A PEC da Juventude modifica o capítulo “Da Família, da Criança, do Adolescente e do Idoso” que passa a ser “Da Família, da Criança, do Adolescente, do Jovem e do Idoso”. Em termos de lei, isso significa o reconhecimento de direitos pelo Estado, o estabelecimento de um marco legal e o aprofundamento das políticas públicas destinadas a cerca de 51 milhões de brasileiros entre 15 e 19 anos de idade.

 

A PEC da Juventude foi uma das bandeiras da 1ª Conferência Nacional de Juventude, realizada em abril de 2008. Desde então, o Conselho Nacional de Juventude (CONJUVE) trabalha por sua aprovação ao lado de várias entidades e movimentos juvenis.
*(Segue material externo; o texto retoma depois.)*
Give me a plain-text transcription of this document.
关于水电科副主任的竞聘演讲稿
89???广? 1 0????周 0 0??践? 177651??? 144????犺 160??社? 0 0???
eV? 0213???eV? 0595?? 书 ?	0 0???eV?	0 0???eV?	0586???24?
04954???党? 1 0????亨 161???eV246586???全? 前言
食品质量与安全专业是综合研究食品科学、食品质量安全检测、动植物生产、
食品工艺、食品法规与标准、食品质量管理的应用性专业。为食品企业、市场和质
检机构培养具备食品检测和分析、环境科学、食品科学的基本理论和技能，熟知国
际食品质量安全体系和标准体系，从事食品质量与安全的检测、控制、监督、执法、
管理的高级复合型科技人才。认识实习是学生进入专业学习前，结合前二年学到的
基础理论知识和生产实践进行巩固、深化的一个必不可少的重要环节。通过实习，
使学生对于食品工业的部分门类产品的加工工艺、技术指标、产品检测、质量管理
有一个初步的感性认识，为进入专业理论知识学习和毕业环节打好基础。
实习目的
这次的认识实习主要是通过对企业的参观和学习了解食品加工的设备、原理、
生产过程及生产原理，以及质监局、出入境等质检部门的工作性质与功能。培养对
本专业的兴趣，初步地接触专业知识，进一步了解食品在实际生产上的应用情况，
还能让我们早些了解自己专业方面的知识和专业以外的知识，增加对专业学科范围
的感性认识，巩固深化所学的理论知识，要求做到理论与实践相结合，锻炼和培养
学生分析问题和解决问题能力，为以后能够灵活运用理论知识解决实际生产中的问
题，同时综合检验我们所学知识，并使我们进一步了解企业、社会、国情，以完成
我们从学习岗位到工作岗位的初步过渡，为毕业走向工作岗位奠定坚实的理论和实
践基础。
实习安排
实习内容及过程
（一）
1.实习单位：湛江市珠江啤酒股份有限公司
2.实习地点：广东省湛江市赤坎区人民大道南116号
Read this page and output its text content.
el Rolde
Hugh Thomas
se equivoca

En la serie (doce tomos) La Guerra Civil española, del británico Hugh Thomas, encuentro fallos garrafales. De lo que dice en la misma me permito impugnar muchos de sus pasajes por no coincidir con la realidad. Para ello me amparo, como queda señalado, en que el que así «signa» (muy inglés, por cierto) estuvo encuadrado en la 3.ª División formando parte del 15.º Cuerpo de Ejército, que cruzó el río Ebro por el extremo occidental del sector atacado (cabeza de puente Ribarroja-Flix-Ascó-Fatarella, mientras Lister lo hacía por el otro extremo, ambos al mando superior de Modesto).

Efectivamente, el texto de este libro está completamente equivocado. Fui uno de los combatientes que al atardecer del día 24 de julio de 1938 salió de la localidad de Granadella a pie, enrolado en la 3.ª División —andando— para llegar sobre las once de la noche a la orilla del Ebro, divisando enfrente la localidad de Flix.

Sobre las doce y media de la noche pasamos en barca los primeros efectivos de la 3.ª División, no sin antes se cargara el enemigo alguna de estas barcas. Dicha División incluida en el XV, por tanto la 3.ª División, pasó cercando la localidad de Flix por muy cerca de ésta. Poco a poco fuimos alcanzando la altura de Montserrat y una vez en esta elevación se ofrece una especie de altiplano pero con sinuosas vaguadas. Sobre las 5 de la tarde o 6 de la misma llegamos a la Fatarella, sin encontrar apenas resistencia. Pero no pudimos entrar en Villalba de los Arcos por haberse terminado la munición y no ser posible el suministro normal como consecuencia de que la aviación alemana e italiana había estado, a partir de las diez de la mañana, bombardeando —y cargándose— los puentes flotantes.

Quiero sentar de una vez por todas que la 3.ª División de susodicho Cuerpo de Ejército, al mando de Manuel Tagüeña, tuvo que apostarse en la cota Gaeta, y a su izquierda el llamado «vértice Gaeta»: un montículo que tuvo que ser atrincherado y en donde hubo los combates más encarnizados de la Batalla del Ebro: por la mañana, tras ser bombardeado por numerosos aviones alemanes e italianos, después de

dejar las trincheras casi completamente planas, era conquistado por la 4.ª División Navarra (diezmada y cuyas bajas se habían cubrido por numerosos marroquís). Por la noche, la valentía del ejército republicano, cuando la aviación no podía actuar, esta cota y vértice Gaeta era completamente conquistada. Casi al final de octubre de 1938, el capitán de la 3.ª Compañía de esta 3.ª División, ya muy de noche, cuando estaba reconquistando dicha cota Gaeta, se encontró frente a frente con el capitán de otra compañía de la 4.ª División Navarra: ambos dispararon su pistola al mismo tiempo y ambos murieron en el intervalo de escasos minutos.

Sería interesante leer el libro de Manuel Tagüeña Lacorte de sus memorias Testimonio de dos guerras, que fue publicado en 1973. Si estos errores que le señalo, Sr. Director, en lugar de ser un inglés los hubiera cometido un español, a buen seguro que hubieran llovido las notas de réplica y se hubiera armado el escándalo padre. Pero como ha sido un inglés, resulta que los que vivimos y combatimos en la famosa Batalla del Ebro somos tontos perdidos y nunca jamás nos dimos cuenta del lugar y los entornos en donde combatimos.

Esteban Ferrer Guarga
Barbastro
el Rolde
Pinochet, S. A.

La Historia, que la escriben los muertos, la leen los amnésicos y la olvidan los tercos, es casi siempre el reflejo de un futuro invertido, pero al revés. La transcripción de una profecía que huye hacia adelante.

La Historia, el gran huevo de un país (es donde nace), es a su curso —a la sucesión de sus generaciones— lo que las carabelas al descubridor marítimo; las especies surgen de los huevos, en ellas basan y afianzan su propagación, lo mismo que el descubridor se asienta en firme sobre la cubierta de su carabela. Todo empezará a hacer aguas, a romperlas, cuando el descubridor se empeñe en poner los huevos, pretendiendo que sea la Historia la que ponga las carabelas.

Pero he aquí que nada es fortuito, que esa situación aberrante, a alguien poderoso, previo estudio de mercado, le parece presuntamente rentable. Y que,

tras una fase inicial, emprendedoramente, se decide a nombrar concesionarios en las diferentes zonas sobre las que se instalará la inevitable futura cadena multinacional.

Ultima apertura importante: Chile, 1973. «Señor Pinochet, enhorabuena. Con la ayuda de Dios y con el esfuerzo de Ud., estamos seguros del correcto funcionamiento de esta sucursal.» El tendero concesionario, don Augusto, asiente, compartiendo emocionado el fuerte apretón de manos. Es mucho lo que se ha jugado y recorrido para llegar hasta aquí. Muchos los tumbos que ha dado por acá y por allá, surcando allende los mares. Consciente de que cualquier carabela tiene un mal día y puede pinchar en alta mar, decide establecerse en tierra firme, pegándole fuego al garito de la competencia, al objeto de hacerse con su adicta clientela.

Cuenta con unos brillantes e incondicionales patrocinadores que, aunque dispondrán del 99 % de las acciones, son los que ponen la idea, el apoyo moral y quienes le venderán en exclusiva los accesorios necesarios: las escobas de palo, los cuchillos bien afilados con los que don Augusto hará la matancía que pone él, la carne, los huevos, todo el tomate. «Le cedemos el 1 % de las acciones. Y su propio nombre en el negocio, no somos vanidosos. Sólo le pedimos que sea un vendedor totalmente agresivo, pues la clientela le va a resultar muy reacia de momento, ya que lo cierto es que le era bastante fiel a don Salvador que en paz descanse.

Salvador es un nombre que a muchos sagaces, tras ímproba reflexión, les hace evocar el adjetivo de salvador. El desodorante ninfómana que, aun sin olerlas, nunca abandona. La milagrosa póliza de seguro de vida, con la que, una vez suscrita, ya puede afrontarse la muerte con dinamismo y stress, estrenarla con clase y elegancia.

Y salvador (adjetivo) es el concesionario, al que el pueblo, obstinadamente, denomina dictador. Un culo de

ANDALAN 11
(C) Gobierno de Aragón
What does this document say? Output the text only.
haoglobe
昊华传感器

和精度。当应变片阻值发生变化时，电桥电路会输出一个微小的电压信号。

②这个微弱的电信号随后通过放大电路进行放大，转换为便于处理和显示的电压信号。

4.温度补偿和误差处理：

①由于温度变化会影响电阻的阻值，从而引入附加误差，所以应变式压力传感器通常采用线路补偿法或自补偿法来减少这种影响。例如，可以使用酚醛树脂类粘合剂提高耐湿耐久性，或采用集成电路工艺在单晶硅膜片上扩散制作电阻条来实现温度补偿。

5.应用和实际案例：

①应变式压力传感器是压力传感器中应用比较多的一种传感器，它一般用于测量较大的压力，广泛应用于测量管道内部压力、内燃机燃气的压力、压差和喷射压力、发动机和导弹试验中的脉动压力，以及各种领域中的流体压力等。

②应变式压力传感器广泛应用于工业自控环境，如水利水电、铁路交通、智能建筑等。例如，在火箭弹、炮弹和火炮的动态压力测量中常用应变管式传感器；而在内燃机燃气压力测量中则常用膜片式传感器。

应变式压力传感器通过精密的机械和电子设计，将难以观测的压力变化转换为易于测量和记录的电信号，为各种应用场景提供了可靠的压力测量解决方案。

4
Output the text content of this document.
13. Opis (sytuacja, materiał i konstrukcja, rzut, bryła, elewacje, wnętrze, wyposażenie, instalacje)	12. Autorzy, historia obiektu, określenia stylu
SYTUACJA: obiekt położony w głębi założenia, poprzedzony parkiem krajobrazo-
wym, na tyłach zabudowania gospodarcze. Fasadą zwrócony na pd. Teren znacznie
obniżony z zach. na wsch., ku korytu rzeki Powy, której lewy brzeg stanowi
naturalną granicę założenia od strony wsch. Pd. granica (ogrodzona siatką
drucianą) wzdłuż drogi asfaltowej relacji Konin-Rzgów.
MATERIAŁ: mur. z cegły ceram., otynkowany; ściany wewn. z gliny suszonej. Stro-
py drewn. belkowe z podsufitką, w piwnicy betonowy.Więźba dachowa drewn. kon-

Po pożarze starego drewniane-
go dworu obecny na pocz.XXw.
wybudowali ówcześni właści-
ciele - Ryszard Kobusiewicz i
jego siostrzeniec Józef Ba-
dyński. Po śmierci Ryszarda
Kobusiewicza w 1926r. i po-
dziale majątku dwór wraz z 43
A PEC também estabelece um Estatuto e um Plano Nacional de Juventude – que já estão em tramitação na Câmara – com metas para a execução de políticas públicas pelo governo federal em parceria com Estados e municípios nos próximos 10 anos.

 

Na avaliação de Severine Macedo, secretária nacional de Juventude do PT, "a aprovação da PEC da Juventude consolida um legado que o governo Lula deixará em relação ao tema, reconhecendo o papel estratégico desse continente da população no desenvolvimento do país". E ela completa "a PEC traz toda uma política que deverá ser aprofundada no Governo Dilma".

 

A deputada Alice Portugal comemorou a aprovação da PEC da Juventude e afirmou que a proteção dos direitos dos jovens passa a ser assegurada por nossa constituição. "Temos a maior geração jovem de todos os tempos a exigir políticas específicas, inclusivas e diferenciadas. O Brasil é responsável por cerca de 50% dos jovens da América Latina e 80% do Cone Sul", afirmou. A faixa etária considerada na definição de jovem pela PEC é dos 15 aos 29 anos.

 

A emenda agora será promulgada pelo Congresso Nacional. Sem dúvidas, trata-se de uma vitória dos jovens brasileiros que merece todo nosso apoio.